The increase in the IEA's 2022 growth estimate contrasts with the US Energy Information Administration on Aug. 9 lowering its demand estimates for 2022 and 2023 due to a more subdued economy, although the EIA's 2022 growth estimate matches the new IEA estimate of 2.1 million b/d.
OPEC meanwhile cut its 2022 demand growth estimate on Aug. 11 to 3.1 million b/d from 3.4 million b/d, citing likely renewed COVID-19 restrictions and "geopolitical uncertainties."
For 2023 the IEA kept its demand growth estimate unchanged at 2.1 million b/d, with 2023 demand now set at 101.8 million b/d, up from 101.3 million b/d previously.
The IEA also raised its estimates of the "call" for OPEC-plus crude for each quarter of 2022, with a full-year upward revision of 700,000 b/d, while lowering its 2023 estimates.
"With several regions experiencing blazing heatwaves, the latest data confirm increased oil burn in power generation, especially in Europe and the Middle East, but also across Asia," the IEA said.
"A looming natural gas crunch in Europe is already incentivizing substantial gas-to-oil demand substitution," it said, suggesting the situation could persist to at least the end of 2023.
"EU members have committed to reducing their demand for gas by 15% from August 2022 to March 2023. We estimate that this will increase oil consumption by roughly 300,000 b/d for the next six quarters."

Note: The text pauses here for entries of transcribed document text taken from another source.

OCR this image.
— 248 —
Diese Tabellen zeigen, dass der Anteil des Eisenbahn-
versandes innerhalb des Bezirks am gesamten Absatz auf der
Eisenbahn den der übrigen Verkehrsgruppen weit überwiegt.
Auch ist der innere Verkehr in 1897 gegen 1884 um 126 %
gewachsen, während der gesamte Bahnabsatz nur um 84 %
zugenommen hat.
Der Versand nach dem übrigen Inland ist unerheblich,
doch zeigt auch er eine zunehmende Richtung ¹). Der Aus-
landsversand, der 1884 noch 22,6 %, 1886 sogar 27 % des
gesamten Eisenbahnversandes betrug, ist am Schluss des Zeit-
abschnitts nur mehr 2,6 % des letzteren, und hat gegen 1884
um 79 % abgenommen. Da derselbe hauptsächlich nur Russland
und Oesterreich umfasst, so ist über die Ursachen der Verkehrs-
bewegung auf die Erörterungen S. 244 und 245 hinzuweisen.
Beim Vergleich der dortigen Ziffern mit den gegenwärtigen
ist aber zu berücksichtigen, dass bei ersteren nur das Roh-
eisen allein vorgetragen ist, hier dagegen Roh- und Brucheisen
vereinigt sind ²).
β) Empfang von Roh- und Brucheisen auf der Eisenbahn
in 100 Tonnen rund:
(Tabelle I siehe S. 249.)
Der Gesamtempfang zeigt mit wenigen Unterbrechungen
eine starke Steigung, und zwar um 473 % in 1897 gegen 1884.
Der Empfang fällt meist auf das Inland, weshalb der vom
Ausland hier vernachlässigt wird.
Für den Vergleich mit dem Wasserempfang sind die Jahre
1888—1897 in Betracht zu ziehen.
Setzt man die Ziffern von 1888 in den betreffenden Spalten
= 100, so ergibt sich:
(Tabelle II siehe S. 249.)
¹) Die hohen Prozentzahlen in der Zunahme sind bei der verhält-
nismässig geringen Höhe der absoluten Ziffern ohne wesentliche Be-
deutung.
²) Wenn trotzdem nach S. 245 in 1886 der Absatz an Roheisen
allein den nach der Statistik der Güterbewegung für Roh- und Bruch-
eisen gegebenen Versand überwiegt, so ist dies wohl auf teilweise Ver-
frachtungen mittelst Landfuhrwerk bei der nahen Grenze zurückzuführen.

"Industrial consumers, particularly refiners, can replace a great deal of gas use with oil," the IEA added, estimating such switching would boost fuel oil demand by 150,000 b/d and gasoil demand by 140,000 b/d.
On the supply side, the IEA said world oil output had reached a post-pandemic high of 100.5 million b/d in July on the back of production returning from maintenance in Canada, Kazakhstan and the North Sea, estimating production would rise by another 1 million b/d by the end of the year.
It described the latest agreed output increase by OPEC+ countries as "symbolic" and cautioned that substantial further OPEC+ increases might be "unlikely in the coming months."
On Russia, the IEA raised its production estimate for the second half of the year by 500,000 b/d on signs of sanctions being more limited in their impact than expected as flows are redirected to non-sanctioning countries. It highlighted expectations of sanctions biting more deeply later in the year, with an EU embargo due to take effect in December, but also discussion among politicians of possible moves to soften sanctions.
S&P Global Commodity Insights earlier reported that Russian oil exports from the Far Eastern port of Nakhodka near Vladivostok were on track to hit a four-year high in August of 558,000 mt, reflecting the redirection of flows away from sanctioning countries.
Russian oil exports "to the US, UK, EU, Japan and Korea have slumped by nearly 2.2 million b/d since the outbreak of the [Ukraine] war, two-thirds of which have been rerouted to other markets," the IEA said.
"Asian buyers have stepped in to take advantage of cheap crude importing higher volumes," it said, estimating Russian oil production in July was only 310,000 b/d below levels before the invasion of Ukraine.
On oil stocks, the IEA said globally "observed" inventories had fallen by a marginal 5 million barrels in June, with OECD industry stocks increasing by 6.2 million barrels to 2.68 billion barrels, but remaining 292.1 million barrels below the five-year average.
However, it also noted government stock releases among IEA members was helping ease oil prices.